In-dash navigation is not in high favor with consumers presently and neither is Apple CarPlay and Android Auto, according to a new study by J.D. Power & Associates.

JD Power Tech Study 2015Instead consumers prefer new technology like blind spot detection and crash prevention systems and back up cameras.

And consumers are not interested in gesture control or in-car bio sensors for things like health.

“Among the technologies consumers express most interest in having in their next vehicle are blind spot detection and prevention systems, night vision, and enhanced collision mitigation systems,” said J.D. Power.

Blind spot detection was selected as most preferred by consumers 40 percent of the time, and night vision 33 percent of the time, followed by collision avoidance tech, 30 percent and “camera rear view mirror” 30 percent. Also in the top five was self-healing paint at 25 percent.

Navigation tech of all types ranked low in consumer preference. And both CarPlay and Android Auto had “lukewarm” scores, but that is in part due to a split in smartphone ownership between Android and Apple.   So consumers showed moderate interest in the type of system that worked with their phone and no interest in the type that didn’t, which drove down scores.
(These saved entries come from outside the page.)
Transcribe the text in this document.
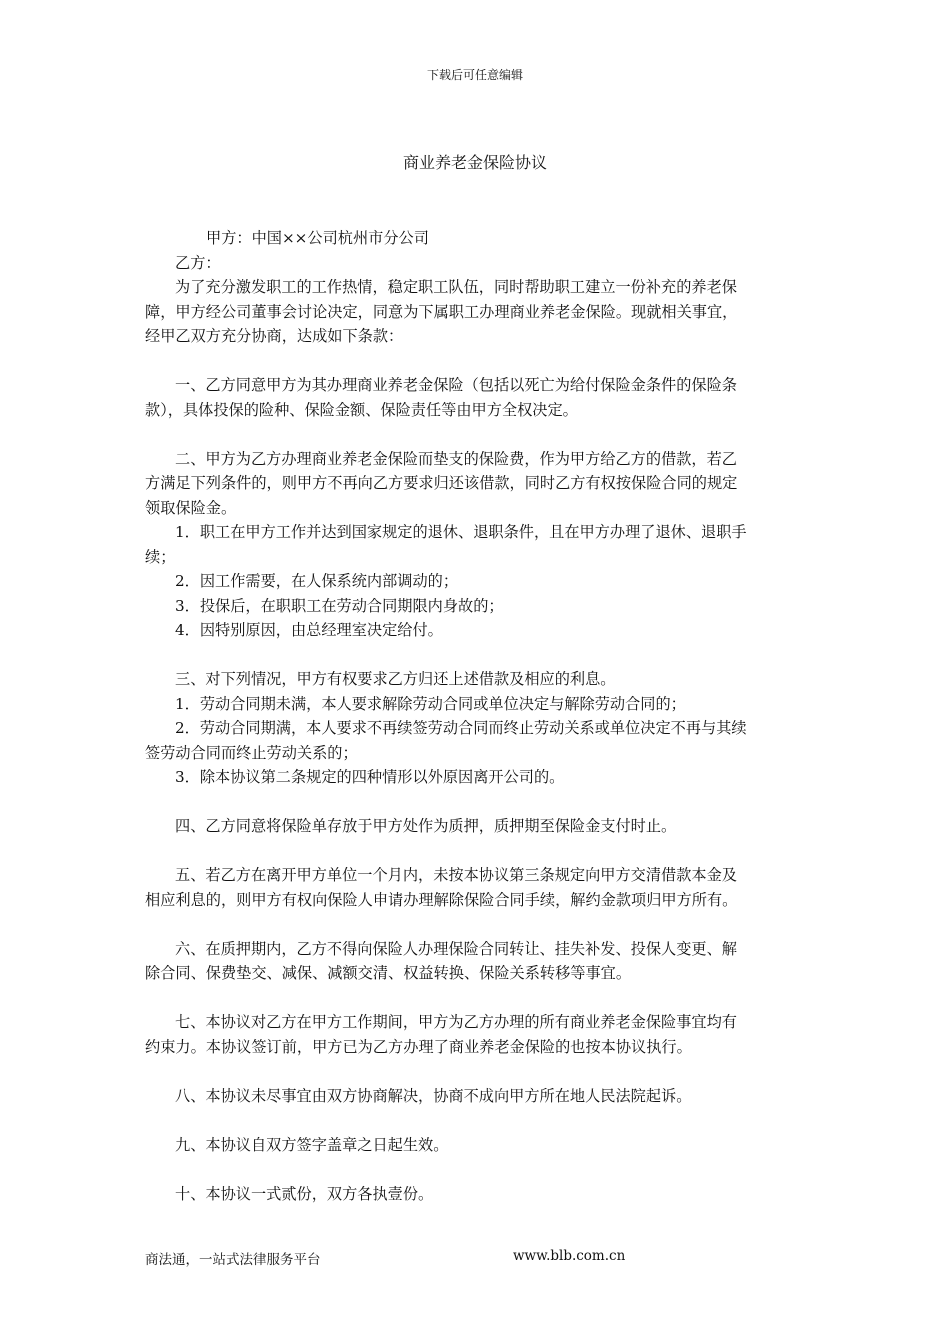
下载后可任意编辑
商业养老金保险协议
甲方：中国××公司杭州市分公司
乙方：
为了充分激发职工的工作热情，稳定职工队伍，同时帮助职工建立一份补充的养老保
障，甲方经公司董事会讨论决定，同意为下属职工办理商业养老金保险。现就相关事宜，
经甲乙双方充分协商，达成如下条款：
一、乙方同意甲方为其办理商业养老金保险（包括以死亡为给付保险金条件的保险条
款），具体投保的险种、保险金额、保险责任等由甲方全权决定。
二、甲方为乙方办理商业养老金保险而垫支的保险费，作为甲方给乙方的借款，若乙
方满足下列条件的，则甲方不再向乙方要求归还该借款，同时乙方有权按保险合同的规定
领取保险金。
1．职工在甲方工作并达到国家规定的退休、退职条件，且在甲方办理了退休、退职手
续；
2．因工作需要，在人保系统内部调动的；
3．投保后，在职职工在劳动合同期限内身故的；
4．因特别原因，由总经理室决定给付。
三、对下列情况，甲方有权要求乙方归还上述借款及相应的利息。
1．劳动合同期未满，本人要求解除劳动合同或单位决定与解除劳动合同的；
2．劳动合同期满，本人要求不再续签劳动合同而终止劳动关系或单位决定不再与其续
签劳动合同而终止劳动关系的；
3．除本协议第二条规定的四种情形以外原因离开公司的。
四、乙方同意将保险单存放于甲方处作为质押，质押期至保险金支付时止。
五、若乙方在离开甲方单位一个月内，未按本协议第三条规定向甲方交清借款本金及
相应利息的，则甲方有权向保险人申请办理解除保险合同手续，解约金款项归甲方所有。
六、在质押期内，乙方不得向保险人办理保险合同转让、挂失补发、投保人变更、解
除合同、保费垫交、减保、减额交清、权益转换、保险关系转移等事宜。
七、本协议对乙方在甲方工作期间，甲方为乙方办理的所有商业养老金保险事宜均有
约束力。本协议签订前，甲方已为乙方办理了商业养老金保险的也按本协议执行。
八、本协议未尽事宜由双方协商解决，协商不成向甲方所在地人民法院起诉。
九、本协议自双方签字盖章之日起生效。
十、本协议一式贰份，双方各执壹份。
商法通，一站式法律服务平台	www.blb.com.cn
By the way, J. D. Power found that owners of luxury cars are more likely to own Apple devices, but for all other cars, there’s a near equal split.
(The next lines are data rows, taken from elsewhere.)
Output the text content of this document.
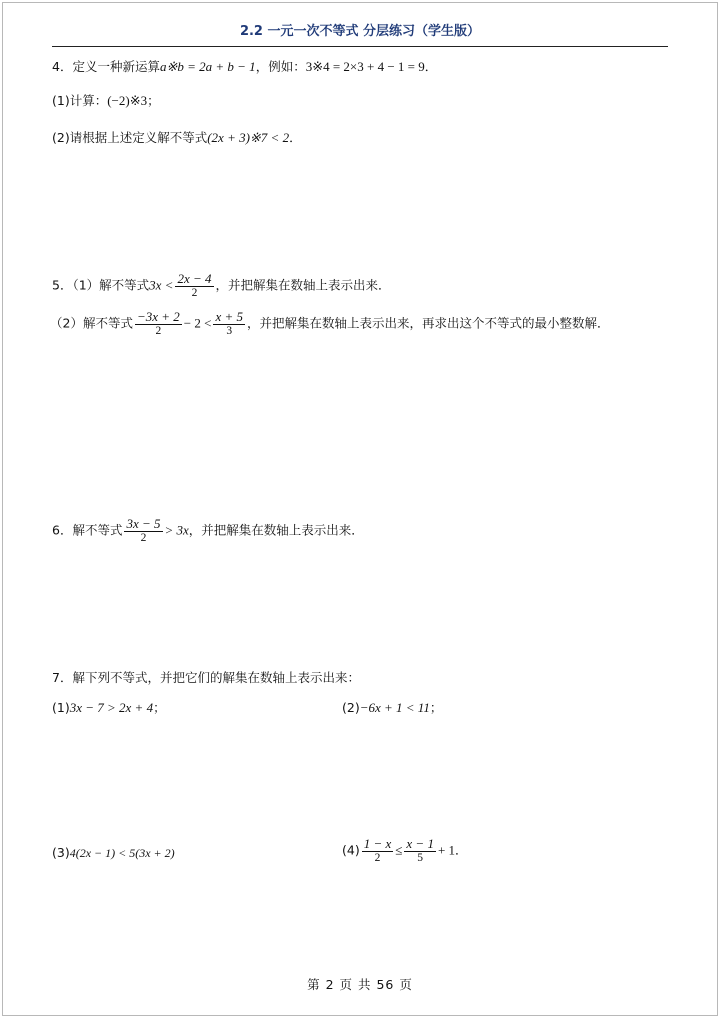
2.2 一元一次不等式 分层练习（学生版）
4．定义一种新运算a※b = 2a + b − 1，例如：3※4 = 2×3 + 4 − 1 = 9．
(1)计算：(−2)※3；
(2)请根据上述定义解不等式(2x + 3)※7 < 2．
5．（1）解不等式$3x < \frac{2x - 4}{2}$ ，并把解集在数轴上表示出来．
（2）解不等式 $\frac{-3x + 2}{2} - 2 < \frac{x + 5}{3}$ ，并把解集在数轴上表示出来，再求出这个不等式的最小整数解．
6．解不等式 $\frac{3x - 5}{2} > 3x$，并把解集在数轴上表示出来．
7．解下列不等式，并把它们的解集在数轴上表示出来：
(1)3x − 7 > 2x + 4；	(2)−6x + 1 < 11；
(3)4(2x − 1) < 5(3x + 2)	$(4) \frac{1 - x}{2} \le \frac{x - 1}{5} + 1$．
第 2 页 共 56 页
Also, younger consumers are more willing to spend more on new technology in new cars. For all generations, price is the most important factor in considering new technology (25 percent of importance).   But Gen Y is the least price sensitive and is willing to spend $3,700 on new tech (and they account for almost 28 percent of new car sales.) By contrast baby boomers are willing to spend $3,007 and account for 37 percent of new car sales.